Since Shadow Hearts' discontinuation, Hirota has had the time to participate in many projects outside video games. He has used his expertise in vocal composition to arrange music for Noriko Mitose's two albums, Saki Imozuki's debut single, and Mio Isayama's best of compilation. In 2007, he composed the dark fantasy album Kinema in the Hall featurings lyrics and vocals by Rekka Katagiri. He explored the themes of fear, curiosity, and hollowness through an abstract story and unconventional use of vocals and instruments. In special vocal compositions, he also composed the scat-based new age work "hazy iii" for a promotion video, the exotic "Terpsichora" for the concept album Istoria ~Musa~, a track on Katagiri's latest album, and a piece for the collaboration album Message. Keen to continue performing himself, he is the composer, vocalist, and bass guitarist of the new power rock trio Stanley Novo, which have been well-received at several live events and are recording a debut album. At special concerts, he has duetted on bass with an ehru performer, performed with Kyoko Kishikawa's electronica band Darumaya, and taken Kinema in the Hall to the stage. In other productions, he scripted and co-composed the historical play Struldbrugg ~Majin Kaikou~ for Square Enix-associated drama production company R-Mix and was responsible for music production at a five day nuclear awareness event featuring a pantomine among other items.

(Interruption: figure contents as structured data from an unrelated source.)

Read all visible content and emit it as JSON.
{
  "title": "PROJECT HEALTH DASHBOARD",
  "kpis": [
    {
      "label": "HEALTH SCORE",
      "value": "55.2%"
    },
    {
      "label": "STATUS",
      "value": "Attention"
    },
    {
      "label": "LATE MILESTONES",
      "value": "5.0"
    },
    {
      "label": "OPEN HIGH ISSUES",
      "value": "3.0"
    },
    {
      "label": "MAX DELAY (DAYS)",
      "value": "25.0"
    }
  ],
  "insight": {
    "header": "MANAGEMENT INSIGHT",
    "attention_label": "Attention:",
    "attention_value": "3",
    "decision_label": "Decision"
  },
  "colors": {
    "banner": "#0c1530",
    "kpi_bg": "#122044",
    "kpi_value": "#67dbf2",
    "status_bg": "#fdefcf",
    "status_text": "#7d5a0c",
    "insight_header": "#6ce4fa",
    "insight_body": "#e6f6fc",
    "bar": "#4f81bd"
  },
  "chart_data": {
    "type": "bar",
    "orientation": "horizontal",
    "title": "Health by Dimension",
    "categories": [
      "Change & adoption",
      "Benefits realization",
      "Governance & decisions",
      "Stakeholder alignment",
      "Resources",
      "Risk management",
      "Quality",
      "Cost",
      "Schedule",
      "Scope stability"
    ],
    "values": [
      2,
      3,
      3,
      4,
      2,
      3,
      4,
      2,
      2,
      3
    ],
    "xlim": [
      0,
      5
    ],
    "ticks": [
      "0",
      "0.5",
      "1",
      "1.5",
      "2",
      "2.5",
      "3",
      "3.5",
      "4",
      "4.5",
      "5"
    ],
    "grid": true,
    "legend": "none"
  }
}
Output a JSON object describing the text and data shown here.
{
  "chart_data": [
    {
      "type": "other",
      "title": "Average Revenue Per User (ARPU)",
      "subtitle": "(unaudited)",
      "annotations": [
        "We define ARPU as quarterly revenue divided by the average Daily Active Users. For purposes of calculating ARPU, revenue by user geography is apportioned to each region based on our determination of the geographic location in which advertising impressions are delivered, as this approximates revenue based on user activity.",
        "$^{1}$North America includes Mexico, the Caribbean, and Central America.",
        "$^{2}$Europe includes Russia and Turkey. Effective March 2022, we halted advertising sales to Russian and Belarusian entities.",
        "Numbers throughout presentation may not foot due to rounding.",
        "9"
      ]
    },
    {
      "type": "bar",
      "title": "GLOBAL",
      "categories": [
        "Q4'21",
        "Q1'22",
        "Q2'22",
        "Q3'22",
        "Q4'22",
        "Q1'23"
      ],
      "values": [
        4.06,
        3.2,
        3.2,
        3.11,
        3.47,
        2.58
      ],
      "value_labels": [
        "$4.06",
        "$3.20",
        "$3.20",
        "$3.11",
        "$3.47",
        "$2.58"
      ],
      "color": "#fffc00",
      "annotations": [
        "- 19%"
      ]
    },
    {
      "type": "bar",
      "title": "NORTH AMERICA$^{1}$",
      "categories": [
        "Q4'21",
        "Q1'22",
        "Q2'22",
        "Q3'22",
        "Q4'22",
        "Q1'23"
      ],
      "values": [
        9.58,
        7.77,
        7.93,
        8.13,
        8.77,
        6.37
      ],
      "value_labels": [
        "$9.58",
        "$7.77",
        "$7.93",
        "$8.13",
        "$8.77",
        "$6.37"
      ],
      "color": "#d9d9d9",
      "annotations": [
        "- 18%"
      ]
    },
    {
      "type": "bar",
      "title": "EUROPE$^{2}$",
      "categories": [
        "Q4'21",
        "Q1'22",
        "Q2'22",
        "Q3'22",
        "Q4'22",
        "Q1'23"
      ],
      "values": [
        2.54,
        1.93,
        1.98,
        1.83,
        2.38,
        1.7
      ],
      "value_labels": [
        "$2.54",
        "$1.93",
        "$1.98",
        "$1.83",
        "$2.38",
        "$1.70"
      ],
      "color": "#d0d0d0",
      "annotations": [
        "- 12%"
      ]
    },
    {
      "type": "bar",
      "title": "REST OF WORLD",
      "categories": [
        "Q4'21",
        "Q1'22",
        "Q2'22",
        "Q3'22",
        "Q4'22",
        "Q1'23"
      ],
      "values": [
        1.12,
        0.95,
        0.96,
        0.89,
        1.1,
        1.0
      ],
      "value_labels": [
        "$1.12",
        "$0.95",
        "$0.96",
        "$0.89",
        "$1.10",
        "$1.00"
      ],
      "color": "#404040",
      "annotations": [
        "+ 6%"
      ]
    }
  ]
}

Hirota has nevertheless continued to work on game music works principally for the DS. He has recently taken charge of audio development in Square Enix's DS Style series and has handled all aspects of sound production on Hana Saku DS Gardening Life, DS de Hajimeru Tipness no Yoga, and LEC de Ukaru DS Hishou Boki 3-Kyuu. While these serious games mainly featured jazz-based muzak, they tested Hirota's versatility given he responsible for sound effects, synthesizer operation, and sound programming as well. In smaller works, he created five themes each for the second scenario of the fighting game Saint Seiya: Chapter Sanctuary and the DS action game Donkey Kong: Jungle Climber. He has worked with mobile phones scoring Fist Groove 2 and overseeing ringtone releases. On behalf of Kenji Ito, he also performed bass on the Spanish stage at Extra: Hyper Game Music Event and the Lux-Pain theme song. Most recently, he led the dramatic orchestra score for Paon's DS RPG Hercules no Eikou: Tamashii no Shoumei, revived the Shadow Hearts style for the PlayStation 2 manga adaptation D.Gray-man: Sousha no Shikaku, and scored the upcoming DS title Tsuki Bit. He also continues to develop his private music production company TwinTail Studio and release exclusive newsletters and CDs for his Japanese fan club. Yoshitaka Hirota is an inspiring and successful composer and sound designer who will continue to develop his musicality with subsequent projects.